Parsing 
Author Message
 Parsing


Alan Graham writes on Monday, April 1:

Quote:
> The "function" of the blank is crap.
> In APL2, A(B) is a two-item vector if A and B are data.
> In J, F(G) is a Fork if A and B are functions.

"Fork" is the case of three functions juxtaposed in isolation,
not two; two functions juxtaposed is a "hook".  One can indeed
make hook a conjunction and introduce a symbol for it; however,
assigning an interpretation to a train of two functions,
together with fork (and a train of one function being just
the function), permit a train of any length to be interpreted.

Quote:
> It's NOT the blank, it's what are the semantics of justaposed words?
> Consider two words (tokens) without an explicit "operation" between
> them as in A B

> APL\360
> 1. function application when A is a monadic function and B is data
> 2. two-item vector when A and B are numeric constants

> APL2
> 1. function application
> 2. two-item vector when A and B are data (notice simpler than APL\360)

> Dyalog APL
> 1. & 2. (same as APL2)
> 3. Derived function when A is a function or data and B is an operator

> J
> 1. & 2. (same as APL\360)
> 3. (same as Dyalog APL)
> 4. Fork when A and B are functions

> It looks like J has the most definitions for the juxtaposition of a
> pair of words.  ...

How are rules counted?  If rule 1 in APL2, "function application",
suffices to handle both (function data) and (function operator),
it must necessarily be a more complex rule than rule 1 in
Dyalog APL, which apparently requires rule 3 to handle separately
the case (function operator).  Moreover, how complex are the objects
that these rules manipulate and produce?  If arbitrarily complex
objects are permitted, _one_ rule would suffice.
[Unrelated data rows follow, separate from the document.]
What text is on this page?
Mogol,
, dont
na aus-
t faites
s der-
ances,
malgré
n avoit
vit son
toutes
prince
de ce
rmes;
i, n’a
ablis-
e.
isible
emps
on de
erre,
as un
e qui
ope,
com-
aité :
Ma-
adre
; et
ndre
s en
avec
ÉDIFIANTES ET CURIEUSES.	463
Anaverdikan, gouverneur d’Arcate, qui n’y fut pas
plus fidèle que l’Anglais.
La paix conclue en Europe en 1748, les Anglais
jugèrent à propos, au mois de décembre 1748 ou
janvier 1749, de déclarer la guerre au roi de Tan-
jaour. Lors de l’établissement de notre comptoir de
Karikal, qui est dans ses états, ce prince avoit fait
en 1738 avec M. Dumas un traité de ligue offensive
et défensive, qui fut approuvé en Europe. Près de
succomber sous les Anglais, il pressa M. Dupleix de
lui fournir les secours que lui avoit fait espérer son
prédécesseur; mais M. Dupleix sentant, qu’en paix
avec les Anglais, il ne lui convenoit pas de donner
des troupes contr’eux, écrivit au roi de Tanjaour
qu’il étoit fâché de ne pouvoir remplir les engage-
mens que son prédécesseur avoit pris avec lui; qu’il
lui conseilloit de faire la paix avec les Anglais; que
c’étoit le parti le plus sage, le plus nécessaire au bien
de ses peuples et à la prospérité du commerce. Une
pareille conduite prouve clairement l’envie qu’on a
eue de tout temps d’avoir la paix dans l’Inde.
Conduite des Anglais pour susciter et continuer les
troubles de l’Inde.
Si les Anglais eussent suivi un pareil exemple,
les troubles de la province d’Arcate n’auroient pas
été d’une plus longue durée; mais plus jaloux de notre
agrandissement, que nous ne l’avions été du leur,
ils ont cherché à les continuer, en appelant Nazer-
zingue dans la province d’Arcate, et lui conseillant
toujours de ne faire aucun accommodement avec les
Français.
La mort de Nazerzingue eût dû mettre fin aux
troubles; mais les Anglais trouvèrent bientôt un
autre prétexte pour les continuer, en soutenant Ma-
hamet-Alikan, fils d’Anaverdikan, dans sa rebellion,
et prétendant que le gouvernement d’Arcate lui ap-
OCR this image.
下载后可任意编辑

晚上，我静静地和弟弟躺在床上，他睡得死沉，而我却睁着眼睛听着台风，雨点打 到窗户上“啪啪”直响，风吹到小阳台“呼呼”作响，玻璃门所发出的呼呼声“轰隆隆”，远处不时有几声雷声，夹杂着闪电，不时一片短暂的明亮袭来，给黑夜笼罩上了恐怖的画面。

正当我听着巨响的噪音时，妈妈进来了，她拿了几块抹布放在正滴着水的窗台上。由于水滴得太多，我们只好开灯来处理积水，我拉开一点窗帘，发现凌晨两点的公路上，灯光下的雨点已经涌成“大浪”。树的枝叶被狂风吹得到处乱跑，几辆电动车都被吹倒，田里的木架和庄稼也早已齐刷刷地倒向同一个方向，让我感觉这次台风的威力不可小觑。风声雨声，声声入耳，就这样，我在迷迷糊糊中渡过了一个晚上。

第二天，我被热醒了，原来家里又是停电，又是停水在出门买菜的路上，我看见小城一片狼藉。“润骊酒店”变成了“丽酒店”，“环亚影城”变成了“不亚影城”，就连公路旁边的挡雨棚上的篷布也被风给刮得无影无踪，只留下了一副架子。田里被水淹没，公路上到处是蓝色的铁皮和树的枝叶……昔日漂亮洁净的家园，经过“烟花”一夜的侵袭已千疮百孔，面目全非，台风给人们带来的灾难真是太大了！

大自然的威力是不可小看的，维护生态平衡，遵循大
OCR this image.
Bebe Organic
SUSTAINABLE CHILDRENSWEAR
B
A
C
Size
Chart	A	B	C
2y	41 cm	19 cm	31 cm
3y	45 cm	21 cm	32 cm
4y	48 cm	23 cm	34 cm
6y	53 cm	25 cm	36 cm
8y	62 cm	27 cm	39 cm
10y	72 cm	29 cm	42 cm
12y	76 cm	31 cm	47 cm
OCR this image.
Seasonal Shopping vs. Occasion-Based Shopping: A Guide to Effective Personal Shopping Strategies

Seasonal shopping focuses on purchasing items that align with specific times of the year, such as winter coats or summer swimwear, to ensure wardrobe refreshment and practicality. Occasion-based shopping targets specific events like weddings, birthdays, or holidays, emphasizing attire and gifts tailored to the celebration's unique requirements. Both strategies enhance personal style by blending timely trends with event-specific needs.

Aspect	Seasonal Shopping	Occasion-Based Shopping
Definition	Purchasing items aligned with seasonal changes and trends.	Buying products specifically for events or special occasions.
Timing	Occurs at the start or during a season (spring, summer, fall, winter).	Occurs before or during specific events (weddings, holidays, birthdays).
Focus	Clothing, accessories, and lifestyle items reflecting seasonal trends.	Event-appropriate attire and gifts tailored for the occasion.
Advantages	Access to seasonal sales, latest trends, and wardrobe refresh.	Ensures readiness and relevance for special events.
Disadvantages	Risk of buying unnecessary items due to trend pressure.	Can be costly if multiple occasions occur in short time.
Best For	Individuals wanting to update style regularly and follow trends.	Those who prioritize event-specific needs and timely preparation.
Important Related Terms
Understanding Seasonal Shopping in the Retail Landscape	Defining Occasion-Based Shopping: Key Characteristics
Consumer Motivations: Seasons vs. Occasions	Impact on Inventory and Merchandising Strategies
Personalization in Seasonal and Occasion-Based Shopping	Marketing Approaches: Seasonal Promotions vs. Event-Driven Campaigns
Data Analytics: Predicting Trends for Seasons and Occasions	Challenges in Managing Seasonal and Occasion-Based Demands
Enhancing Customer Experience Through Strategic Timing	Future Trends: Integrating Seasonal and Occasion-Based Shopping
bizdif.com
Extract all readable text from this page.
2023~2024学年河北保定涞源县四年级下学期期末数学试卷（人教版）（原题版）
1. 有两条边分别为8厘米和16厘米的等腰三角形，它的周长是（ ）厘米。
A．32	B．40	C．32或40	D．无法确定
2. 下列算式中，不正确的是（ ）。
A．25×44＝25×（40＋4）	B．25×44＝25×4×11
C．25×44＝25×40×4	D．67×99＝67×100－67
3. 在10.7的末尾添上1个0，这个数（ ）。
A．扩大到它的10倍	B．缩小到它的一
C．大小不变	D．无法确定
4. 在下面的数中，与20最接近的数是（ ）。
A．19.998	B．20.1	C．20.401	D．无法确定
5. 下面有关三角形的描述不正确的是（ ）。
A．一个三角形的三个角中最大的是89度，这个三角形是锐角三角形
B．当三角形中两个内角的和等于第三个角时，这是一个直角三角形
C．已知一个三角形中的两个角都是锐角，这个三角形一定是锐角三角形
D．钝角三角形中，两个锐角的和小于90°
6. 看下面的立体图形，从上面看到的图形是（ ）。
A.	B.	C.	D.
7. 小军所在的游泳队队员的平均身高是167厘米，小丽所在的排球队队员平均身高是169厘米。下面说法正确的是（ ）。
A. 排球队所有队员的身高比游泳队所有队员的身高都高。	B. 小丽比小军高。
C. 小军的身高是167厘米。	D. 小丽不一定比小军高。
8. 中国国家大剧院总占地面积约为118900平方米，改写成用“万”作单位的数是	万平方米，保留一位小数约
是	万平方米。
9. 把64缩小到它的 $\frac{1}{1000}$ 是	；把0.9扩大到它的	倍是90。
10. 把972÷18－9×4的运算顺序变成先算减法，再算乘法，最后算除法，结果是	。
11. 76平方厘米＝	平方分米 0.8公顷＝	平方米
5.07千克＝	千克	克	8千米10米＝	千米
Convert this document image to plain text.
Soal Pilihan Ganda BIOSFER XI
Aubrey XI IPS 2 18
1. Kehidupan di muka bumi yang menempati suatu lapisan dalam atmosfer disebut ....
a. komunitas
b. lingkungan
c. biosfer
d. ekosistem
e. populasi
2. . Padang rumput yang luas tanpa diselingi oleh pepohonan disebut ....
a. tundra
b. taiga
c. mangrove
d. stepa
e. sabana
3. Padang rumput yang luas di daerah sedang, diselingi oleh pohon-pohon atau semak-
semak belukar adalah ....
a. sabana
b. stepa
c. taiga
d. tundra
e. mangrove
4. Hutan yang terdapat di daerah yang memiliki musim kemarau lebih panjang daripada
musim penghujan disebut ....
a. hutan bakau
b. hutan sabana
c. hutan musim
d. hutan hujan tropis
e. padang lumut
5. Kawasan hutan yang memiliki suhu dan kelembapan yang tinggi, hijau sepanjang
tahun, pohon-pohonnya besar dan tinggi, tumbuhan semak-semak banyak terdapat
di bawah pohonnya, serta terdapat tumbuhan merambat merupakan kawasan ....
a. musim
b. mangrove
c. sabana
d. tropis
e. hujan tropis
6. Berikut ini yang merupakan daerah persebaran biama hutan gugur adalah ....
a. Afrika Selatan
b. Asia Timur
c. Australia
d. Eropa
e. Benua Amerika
The J parsing rules are specified as a 10 by 5 table in section
II E of the dictionary.  The table is taken directly from the
interpreter; that is, these really are the rules, and not the
rules as you wish they were.  The table, pasted into here from
the C source, reads as follows.  (The dictionary uses a bold font
to encode the numeric triplets, reducing the number of columns to 5.)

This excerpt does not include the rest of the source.